Usage domain zeroize

Edit online

You can clear or zeroize the cryptographic keys associated with an available usage domain when removing a crypto using the Change LPAR Cryptographic Controls task. Perform zeroize of the cryptographic keys using the Cryptographic Configuration task.

The removal of a crypto from a logical partition could make those cryptographic keys available to another LP, if the crypto and usage domains are then reassigned to a new partition. This can occur when:

Removing the crypto from the candidate list in the Activation profile, then reassigning the crypto to another active partition.
Moving a crypto using the Change LPAR Cryptographic Controls task.

The Usage Domain Zeroize in the Cryptographic Configuration task offers the opportunity to clear the cryptographic keys when desired, not just when the cryptographic settings are modified using the Change LPAR Cryptographic Controls task.

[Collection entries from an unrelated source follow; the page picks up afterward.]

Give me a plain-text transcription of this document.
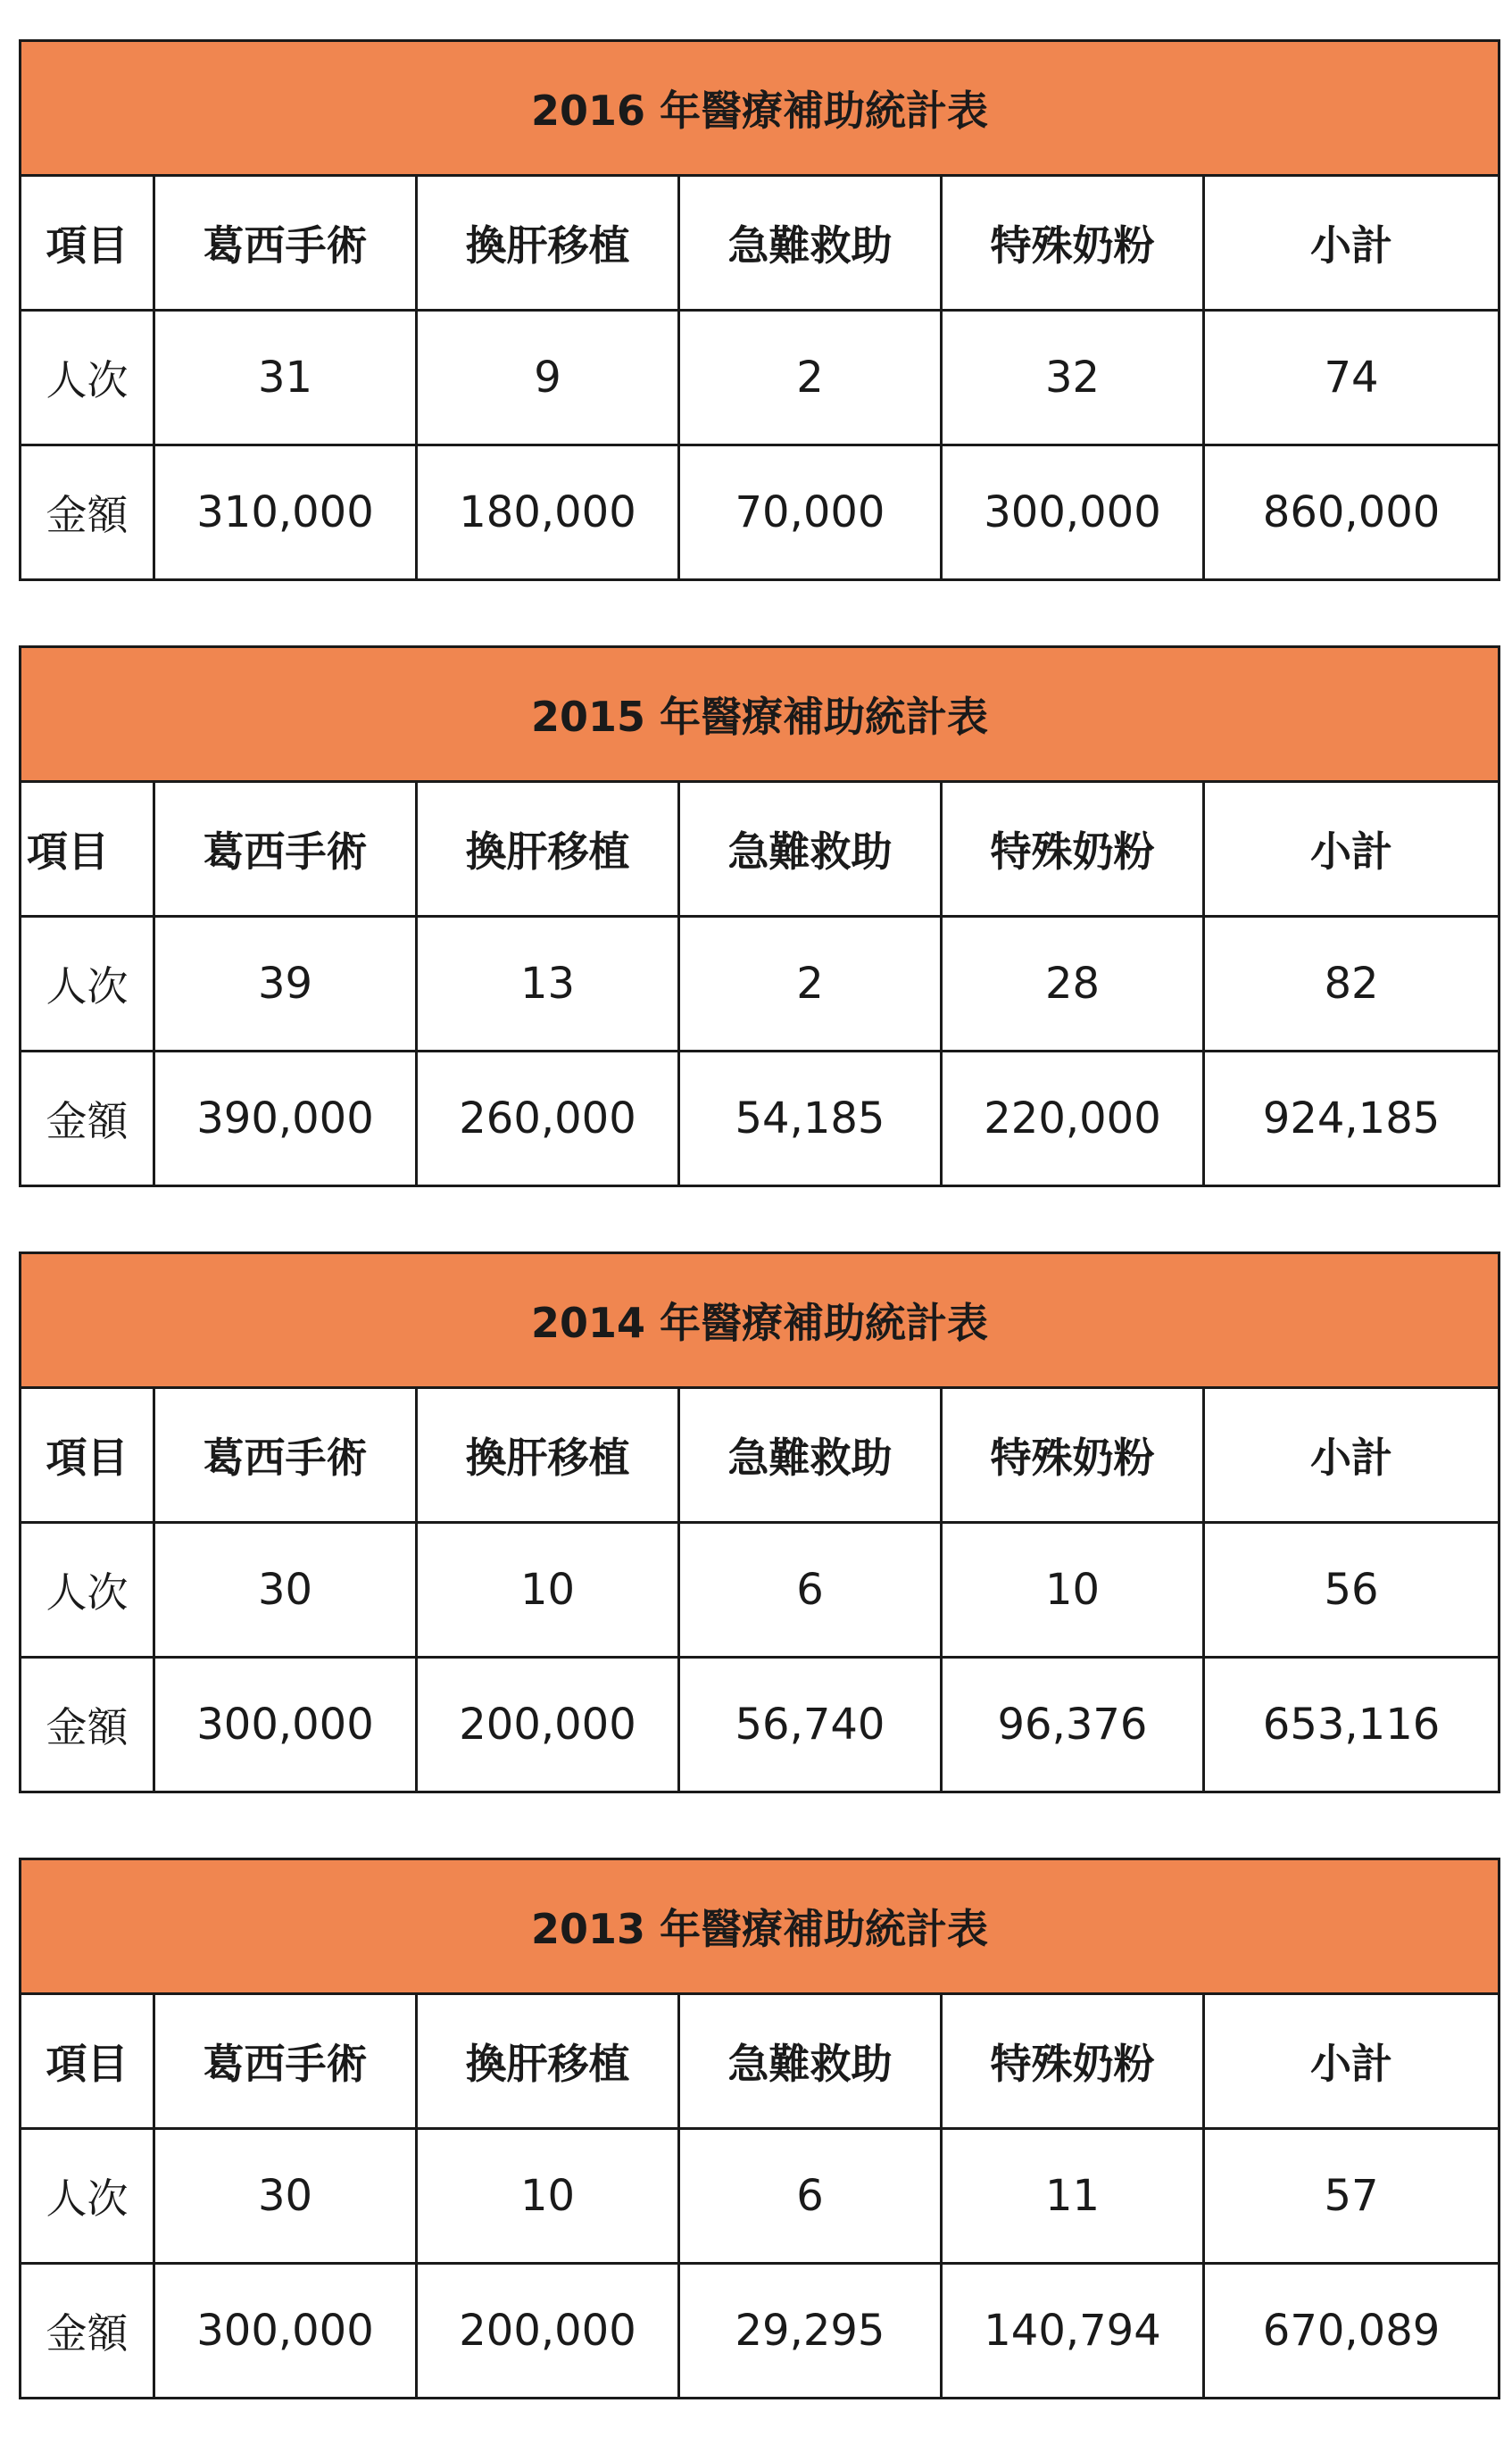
2016 年醫療補助統計表					
項目	葛西手術	換肝移植	急難救助	特殊奶粉	小計
人次	31	9	2	32	74
金額	310,000	180,000	70,000	300,000	860,000
2015 年醫療補助統計表					
項目	葛西手術	換肝移植	急難救助	特殊奶粉	小計
人次	39	13	2	28	82
金額	390,000	260,000	54,185	220,000	924,185
2014 年醫療補助統計表					
項目	葛西手術	換肝移植	急難救助	特殊奶粉	小計
人次	30	10	6	10	56
金額	300,000	200,000	56,740	96,376	653,116
2013 年醫療補助統計表					
項目	葛西手術	換肝移植	急難救助	特殊奶粉	小計
人次	30	10	6	11	57
金額	300,000	200,000	29,295	140,794	670,089
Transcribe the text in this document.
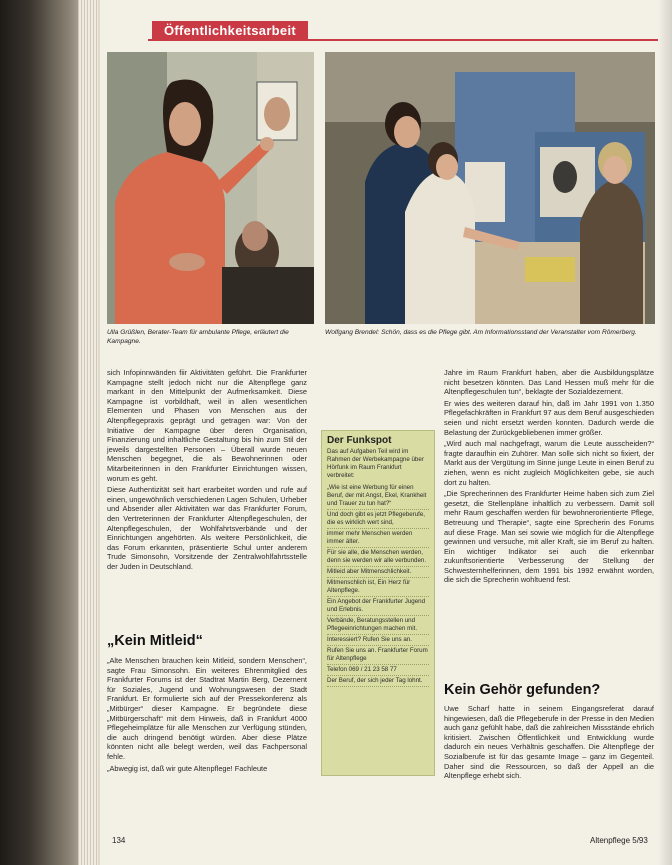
Öffentlichkeitsarbeit
Ulla Grüßlen, Berater-Team für ambulante Pflege, erläutert die Kampagne.
Wolfgang Brendel: Schön, dass es die Pflege gibt. Am Informationsstand der Veranstalter vom Römerberg.

sich Infopinnwänden fiir Aktivitäten geführt. Die Frankfurter Kampagne stellt jedoch nicht nur die Altenpflege ganz markant in den Mittelpunkt der Aufmerksamkeit. Diese Kampagne ist vorbildhaft, weil in allen wesentlichen Elementen und Phasen von Menschen aus der Altenpflegepraxis geprägt und getragen war: Von der Initiative der Kampagne über deren Organisation, Finanzierung und inhaltliche Gestaltung bis hin zum Stil der jeweils dargestellten Personen – Überall wurde neuen Menschen begegnet, die als Bewohnerinnen oder Mitarbeiterinnen in den Frankfurter Einrichtungen wissen, worum es geht.

Diese Authentizität seit hart erarbeitet worden und rufe auf einen, ungewöhnlich verschiedenen Lagen Schulen, Urheber und Absender aller Aktivitäten war das Frankfurter Forum, den Vertreterinnen der Frankfurter Altenpflegeschulen, der Altenpflegeschulen, der Wohlfahrtsverbände und der Einrichtungen angehörten. Als weitere Persönlichkeit, die das Forum erkannten, präsentierte Schul unter anderem Trude Simonsohn, Vorsitzende der Zentralwohlfahrtsstelle der Juden in Deutschland.

„Kein Mitleid“

„Alte Menschen brauchen kein Mitleid, sondern Menschen“, sagte Frau Simonsohn. Ein weiteres Ehrenmitglied des Frankfurter Forums ist der Stadtrat Martin Berg, Dezernent für Soziales, Jugend und Wohnungswesen der Stadt Frankfurt. Er formulierte sich auf der Pressekonferenz als „Mitbürger“ dieser Kampagne. Er begründete diese „Mitbürgerschaft“ mit dem Hinweis, daß in Frankfurt 4000 Pflegeheimplätze für alle Menschen zur Verfügung stünden, die auch dringend benötigt würden. Aber diese Plätze könnten nicht alle belegt werden, weil das Fachpersonal fehle.

„Abwegig ist, daß wir gute Altenpflege! Fachleute

Der Funkspot
Das auf Aufgaben Teil wird im Rahmen der Werbekampagne über Hörfunk im Raum Frankfurt verbreitet:
„Wie ist eine Werbung für einen Beruf, der mit Angst, Ekel, Krankheit und Trauer zu tun hat?“
Und doch gibt es jetzt Pflegeberufe, die es wirklich wert sind,
immer mehr Menschen werden immer älter.
Für sie alle, die Menschen werden, denn sie werden wir alle verbunden.
Mitleid aber Mitmenschlichkeit.
Mitmenschlich ist, Ein Herz für Altenpflege.
Ein Angebot der Frankfurter Jugend und Erlebnis.
Verbände, Beratungsstellen und Pflegeeinrichtungen machen mit.
Interessiert? Rufen Sie uns an.
Rufen Sie uns an. Frankfurter Forum für Altenpflege
Telefon 069 / 21 23 58 77
Der Beruf, der sich jeder Tag lohnt.

Jahre im Raum Frankfurt haben, aber die Ausbildungsplätze nicht besetzen könnten. Das Land Hessen muß mehr für die Altenpflegeschulen tun“, beklagte der Sozialdezernent.

Er wies des weiteren darauf hin, daß im Jahr 1991 von 1.350 Pflegefachkräften in Frankfurt 97 aus dem Beruf ausgeschieden seien und nicht ersetzt werden konnten. Dadurch werde die Belastung der Zurückgebliebenen immer größer.

„Wird auch mal nachgefragt, warum die Leute ausscheiden?“ fragte daraufhin ein Zuhörer. Man solle sich nicht so fixiert, der Markt aus der Vergütung im Sinne junge Leute in einen Beruf zu ziehen, wenn es nicht zugleich Möglichkeiten gebe, sie auch dort zu halten.

„Die Sprecherinnen des Frankfurter Heime haben sich zum Ziel gesetzt, die Stellenpläne inhaltlich zu verbessern. Damit soll mehr Raum geschaffen werden für bewohnerorientierte Pflege, Betreuung und Therapie“, sagte eine Sprecherin des Forums auf diese Frage. Man sei sowie wie möglich für die Altenpflege gewinnen und versuche, mit aller Kraft, sie im Beruf zu halten. Ein wichtiger Indikator sei auch die erkennbar zukunftsorientierte Verbesserung der Stellung der Schwesternhelferinnen, dem 1991 bis 1992 erwähnt worden, die sich die Sprecherin wohltuend fest.

Kein Gehör gefunden?

Uwe Scharf hatte in seinem Eingangsreferat darauf hingewiesen, daß die Pflegeberufe in der Presse in den Medien auch ganz gefühlt habe, daß die zahlreichen Missstände ehrlich kritisiert. Zwischen Öffentlichkeit und Entwicklung wurde dadurch ein neues Verhältnis geschaffen. Die Altenpflege der Sozialberufe ist für das gesamte Image – ganz im Gegenteil. Daher sind die Ressourcen, so daß der Appell an die Altenpflege erhebt sich.

134	Altenpflege 5/93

It is recommended that the usage domain zeroize be performed with the crypto offline, but it is not required. When performing the usage domain zeroize with the crypto offline, the zeroize of the usage domain index(es) selected is deferred until the selected crypto is configured online, using the Configure On/Off task.

On the Cryptographic Configuration window, select the crypto and click Domain Management. The Usage Domain Zeroize window displays:

On the Usage Domain Zeroize window, select the usage domain index(es) that have the cryptographic keys you wish to zeroize, then click Zeroize. The zeroize of the Usage Domain Index(es) is deferred until the selected Cryptographic number is configured online (Configure On). When the selected cryptographic number is configured online, the selected Usage Domain indexes is cleared of cryptographic keys.